At the time, investors agreed that Vodafone had paid over the odds for Telsim, but since then the acquisition's performance has comfortably exceeded expectations.
However, Arun Sarin, the chief executive of Vodafone, has already told investors that the company will now only mount takeovers if it can get a return that exceeds its cost of capital by at least 200 basis points.
If Vodafone is forced to dig deep to capture Hutchison Essar, then it will be down to Sir John Bond, the company's chairman, to persuade jittery institutional investors of the wisdom of making the acquisition.

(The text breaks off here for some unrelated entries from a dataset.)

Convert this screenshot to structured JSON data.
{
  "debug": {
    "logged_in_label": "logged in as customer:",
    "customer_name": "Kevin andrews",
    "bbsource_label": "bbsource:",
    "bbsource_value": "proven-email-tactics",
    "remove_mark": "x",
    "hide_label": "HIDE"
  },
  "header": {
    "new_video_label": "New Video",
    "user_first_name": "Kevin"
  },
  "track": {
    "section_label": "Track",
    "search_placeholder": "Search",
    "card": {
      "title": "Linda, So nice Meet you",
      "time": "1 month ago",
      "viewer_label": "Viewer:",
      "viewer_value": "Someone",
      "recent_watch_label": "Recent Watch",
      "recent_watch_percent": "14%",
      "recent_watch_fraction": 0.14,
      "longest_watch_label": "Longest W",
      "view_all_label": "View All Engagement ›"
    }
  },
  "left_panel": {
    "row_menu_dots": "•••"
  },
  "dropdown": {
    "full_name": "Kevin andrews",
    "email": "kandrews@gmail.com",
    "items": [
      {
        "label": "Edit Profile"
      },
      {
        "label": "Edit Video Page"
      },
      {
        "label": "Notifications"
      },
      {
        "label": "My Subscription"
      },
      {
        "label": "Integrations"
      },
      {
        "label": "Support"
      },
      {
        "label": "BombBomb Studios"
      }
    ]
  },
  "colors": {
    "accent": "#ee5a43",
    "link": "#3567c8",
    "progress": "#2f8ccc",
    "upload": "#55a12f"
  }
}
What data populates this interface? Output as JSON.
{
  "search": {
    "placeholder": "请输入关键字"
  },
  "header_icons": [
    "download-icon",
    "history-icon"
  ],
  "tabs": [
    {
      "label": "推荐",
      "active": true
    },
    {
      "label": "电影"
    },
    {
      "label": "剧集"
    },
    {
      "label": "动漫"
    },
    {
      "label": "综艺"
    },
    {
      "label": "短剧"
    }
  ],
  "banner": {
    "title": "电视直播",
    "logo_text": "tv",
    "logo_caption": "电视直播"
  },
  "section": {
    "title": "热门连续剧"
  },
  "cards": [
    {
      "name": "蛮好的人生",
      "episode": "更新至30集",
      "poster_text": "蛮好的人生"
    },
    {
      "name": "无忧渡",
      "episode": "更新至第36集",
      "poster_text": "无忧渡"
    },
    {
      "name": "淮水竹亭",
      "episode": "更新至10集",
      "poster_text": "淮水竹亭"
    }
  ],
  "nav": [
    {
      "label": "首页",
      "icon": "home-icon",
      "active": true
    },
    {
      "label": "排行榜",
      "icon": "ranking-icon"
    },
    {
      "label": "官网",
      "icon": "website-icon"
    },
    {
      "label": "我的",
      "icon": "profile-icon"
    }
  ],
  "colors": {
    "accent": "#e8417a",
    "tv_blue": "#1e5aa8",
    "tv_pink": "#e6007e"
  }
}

Many still remember how they were persuaded to back massive rights issues that allowed Vodafone, when the company was run by Sir Christopher Gent, to become a global giant through a series of overpriced takeovers.
Sir John will have to convince the same fund managers that this time the situation is different.
Anyway, investors can't whinge about Vodafone's growth pros-pects if they are not prepared to back the company in what will be an expensive strategy to enhance its prospects in the world's biggest developing markets.
Opportunities like Hutchison Essar don't come along very often. To quote Irving Berlin: "Life is 10 per cent what you make it and 90 per cent how you take it."
Full Marks for Rose
If I hadn't given up all vices in a fit of new year resolution making, I might have raised a glass of bubbly to Stuart Rose, the chief executive of Marks & Spencer. The retailer is set to report a bumper set of Christmas trading figures as it continues to dazzle the market. Not only is the company doing well under Mr Rose's careful stewardship, its staff are about to share in a £56m windfall secured through a workers' share scheme. Some will pocket £45,000.
Mr Rose also decided that M&S stores would remain closed on Boxing Day to give staff an extra day off after all their hard work in the run-up to Christmas. It can't be too long before some politician dubs him the "responsible face of capitalism".